Step 9: Verify the Final Permission Configuration
After completing all the permission assignments, review the Permissions page for the list one final time. You should see a clean and well organized permission structure with only the entries you explicitly created.
The Business Applications Owner group should appear with Full Control. The Business Applications Readers group should appear with Read. There should be no leftover inherited entries or unexpected permission assignments.
To verify that the permissions are working correctly, log in as a user who is a Member of the Business Applications Readers group. When you navigate to the Business Applications Access Registry list, you should be able to see all the list items but the New, Edit, and Delete options should not be available. Then log in as a user with Full Control and confirm that all management options are accessible.
Conclusion By combining Security Groups with SharePoint's permission model, organizations can establish a scalable access management framework that reduces administrative effort, simplifies onboarding and offboarding, and improves governance. As environments grow, managing permissions through groups rather than individual users becomes a critical best practice for maintaining security and consistency.
Frequently Asked Questions
1.What happens if I need to give a specific user Edit access without making them a Full Control administrator?
You can create an additional security group with Edit or Contribute permissions, or you can grant Edit permissions directly to that individual user on the list. The key is to be intentional about every permission entry and to document who has what level of access.

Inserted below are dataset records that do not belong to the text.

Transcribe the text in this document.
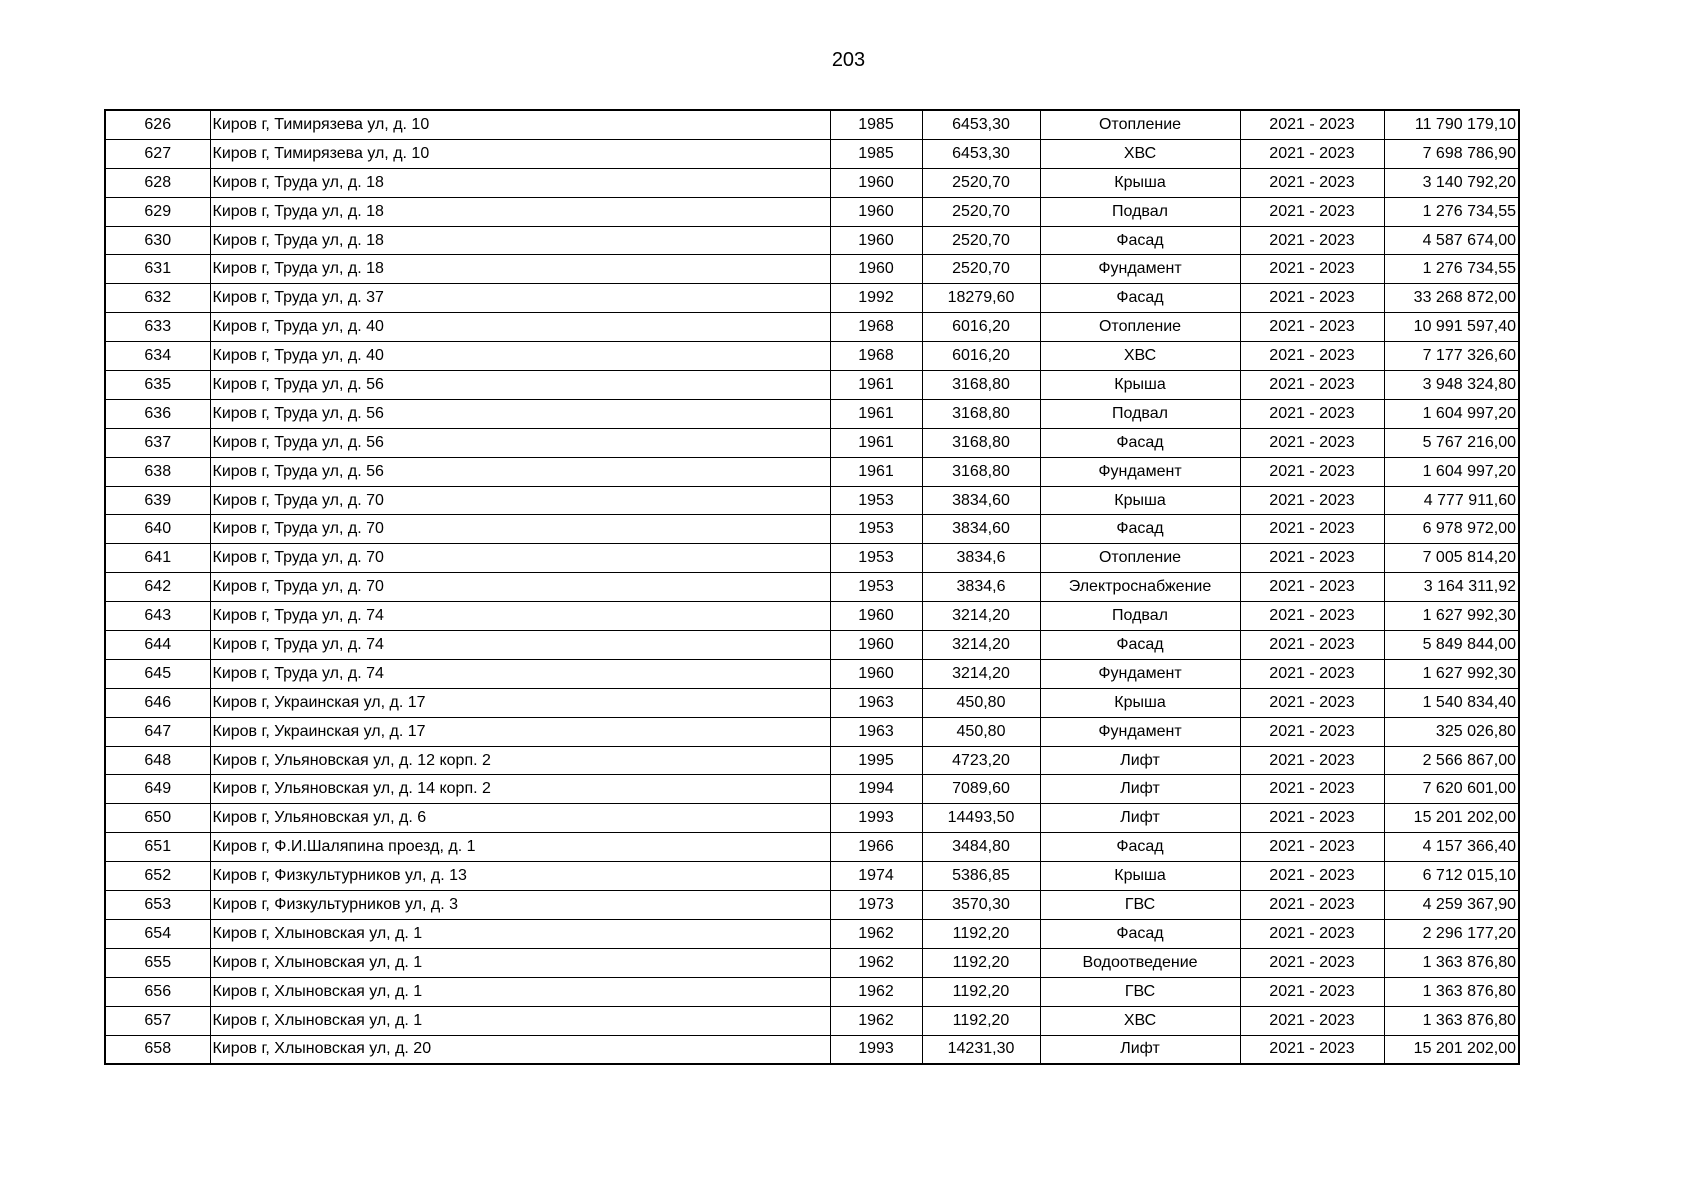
203
626	Киров г, Тимирязева ул, д. 10	1985	6453,30	Отопление	2021 - 2023	11 790 179,10
627	Киров г, Тимирязева ул, д. 10	1985	6453,30	ХВС	2021 - 2023	7 698 786,90
628	Киров г, Труда ул, д. 18	1960	2520,70	Крыша	2021 - 2023	3 140 792,20
629	Киров г, Труда ул, д. 18	1960	2520,70	Подвал	2021 - 2023	1 276 734,55
630	Киров г, Труда ул, д. 18	1960	2520,70	Фасад	2021 - 2023	4 587 674,00
631	Киров г, Труда ул, д. 18	1960	2520,70	Фундамент	2021 - 2023	1 276 734,55
632	Киров г, Труда ул, д. 37	1992	18279,60	Фасад	2021 - 2023	33 268 872,00
633	Киров г, Труда ул, д. 40	1968	6016,20	Отопление	2021 - 2023	10 991 597,40
634	Киров г, Труда ул, д. 40	1968	6016,20	ХВС	2021 - 2023	7 177 326,60
635	Киров г, Труда ул, д. 56	1961	3168,80	Крыша	2021 - 2023	3 948 324,80
636	Киров г, Труда ул, д. 56	1961	3168,80	Подвал	2021 - 2023	1 604 997,20
637	Киров г, Труда ул, д. 56	1961	3168,80	Фасад	2021 - 2023	5 767 216,00
638	Киров г, Труда ул, д. 56	1961	3168,80	Фундамент	2021 - 2023	1 604 997,20
639	Киров г, Труда ул, д. 70	1953	3834,60	Крыша	2021 - 2023	4 777 911,60
640	Киров г, Труда ул, д. 70	1953	3834,60	Фасад	2021 - 2023	6 978 972,00
641	Киров г, Труда ул, д. 70	1953	3834,6	Отопление	2021 - 2023	7 005 814,20
642	Киров г, Труда ул, д. 70	1953	3834,6	Электроснабжение	2021 - 2023	3 164 311,92
643	Киров г, Труда ул, д. 74	1960	3214,20	Подвал	2021 - 2023	1 627 992,30
644	Киров г, Труда ул, д. 74	1960	3214,20	Фасад	2021 - 2023	5 849 844,00
645	Киров г, Труда ул, д. 74	1960	3214,20	Фундамент	2021 - 2023	1 627 992,30
646	Киров г, Украинская ул, д. 17	1963	450,80	Крыша	2021 - 2023	1 540 834,40
647	Киров г, Украинская ул, д. 17	1963	450,80	Фундамент	2021 - 2023	325 026,80
648	Киров г, Ульяновская ул, д. 12 корп. 2	1995	4723,20	Лифт	2021 - 2023	2 566 867,00
649	Киров г, Ульяновская ул, д. 14 корп. 2	1994	7089,60	Лифт	2021 - 2023	7 620 601,00
650	Киров г, Ульяновская ул, д. 6	1993	14493,50	Лифт	2021 - 2023	15 201 202,00
651	Киров г, Ф.И.Шаляпина проезд, д. 1	1966	3484,80	Фасад	2021 - 2023	4 157 366,40
652	Киров г, Физкультурников ул, д. 13	1974	5386,85	Крыша	2021 - 2023	6 712 015,10
653	Киров г, Физкультурников ул, д. 3	1973	3570,30	ГВС	2021 - 2023	4 259 367,90
654	Киров г, Хлыновская ул, д. 1	1962	1192,20	Фасад	2021 - 2023	2 296 177,20
655	Киров г, Хлыновская ул, д. 1	1962	1192,20	Водоотведение	2021 - 2023	1 363 876,80
656	Киров г, Хлыновская ул, д. 1	1962	1192,20	ГВС	2021 - 2023	1 363 876,80
657	Киров г, Хлыновская ул, д. 1	1962	1192,20	ХВС	2021 - 2023	1 363 876,80
658	Киров г, Хлыновская ул, д. 20	1993	14231,30	Лифт	2021 - 2023	15 201 202,00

2.Will breaking permission inheritance affect other lists on the same site?
No. Breaking inheritance on a specific list only affects that list. All other lists and libraries on the site will continue to inherit permissions from the site as usual. This is one of the key benefits of unique permissions. It allows you to apply granular access control exactly where you need it without disrupting anything else.

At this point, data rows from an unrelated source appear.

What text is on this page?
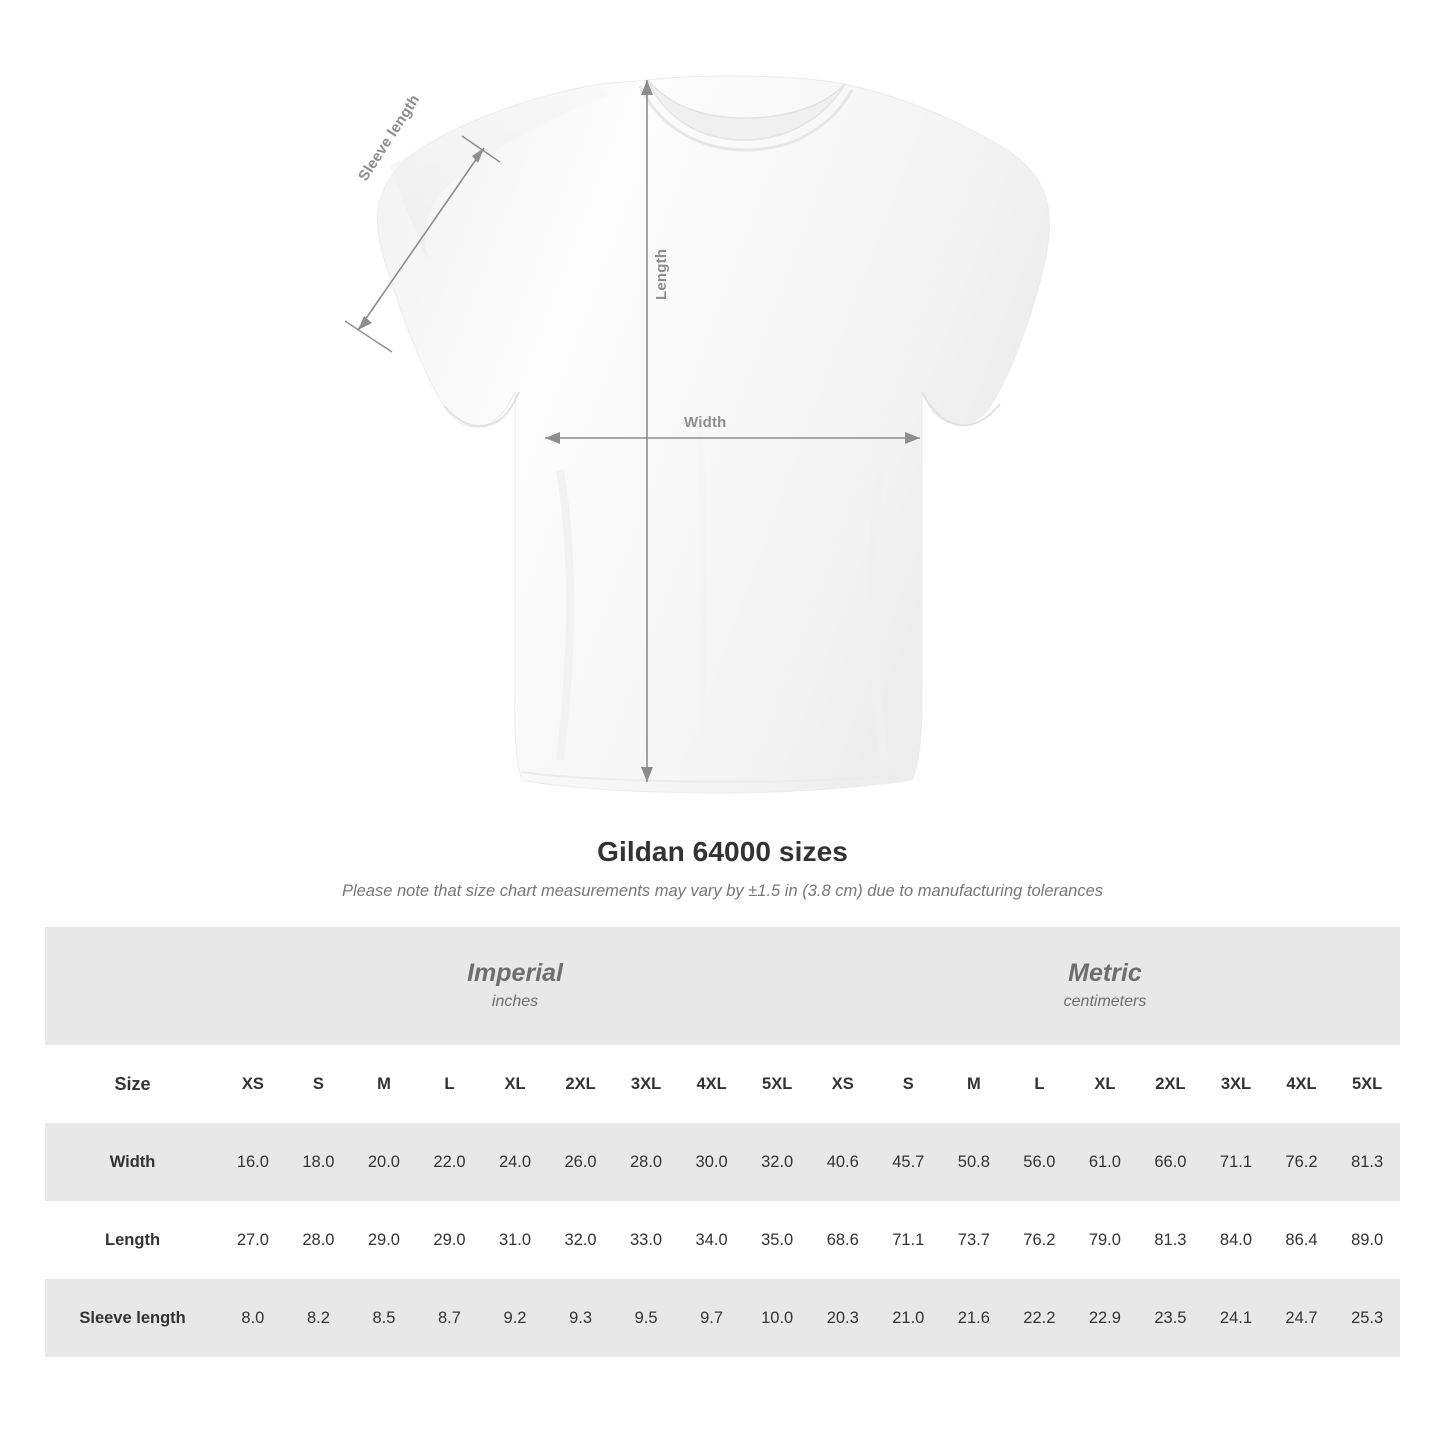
Sleeve length
Length
Width
Gildan 64000 sizes

Please note that size chart measurements may vary by ±1.5 in (3.8 cm) due to manufacturing tolerances

Imperial
inches

Metric
centimeters

Size	XS	S	M	L	XL	2XL	3XL	4XL	5XL	XS	S	M	L	XL	2XL	3XL	4XL	5XL
Width	16.0	18.0	20.0	22.0	24.0	26.0	28.0	30.0	32.0	40.6	45.7	50.8	56.0	61.0	66.0	71.1	76.2	81.3
Length	27.0	28.0	29.0	29.0	31.0	32.0	33.0	34.0	35.0	68.6	71.1	73.7	76.2	79.0	81.3	84.0	86.4	89.0
Sleeve length	8.0	8.2	8.5	8.7	9.2	9.3	9.5	9.7	10.0	20.3	21.0	21.6	22.2	22.9	23.5	24.1	24.7	25.3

3.What if I accidentally remove my own access while cleaning up inherited permissions?
If you are a Site Collection Administrator, you will always have access to every list on the site regardless of list level permissions. If you are not a Site Collection Administrator, you may need to ask someone with higher level access to re-add you. As a best practice, always confirm that your own account has Full Control before removing other entries.
4 .How do I handle onboarding and offboarding with this model?
This is where the model truly shines. When a new employee needs access, the group Owner simply adds them as a Member of the security group, and they automatically receive the correct permissions on every SharePoint resource tied to that group. When an employee leaves, removing them from the group revokes their access everywhere. There is no need to visit individual lists or libraries.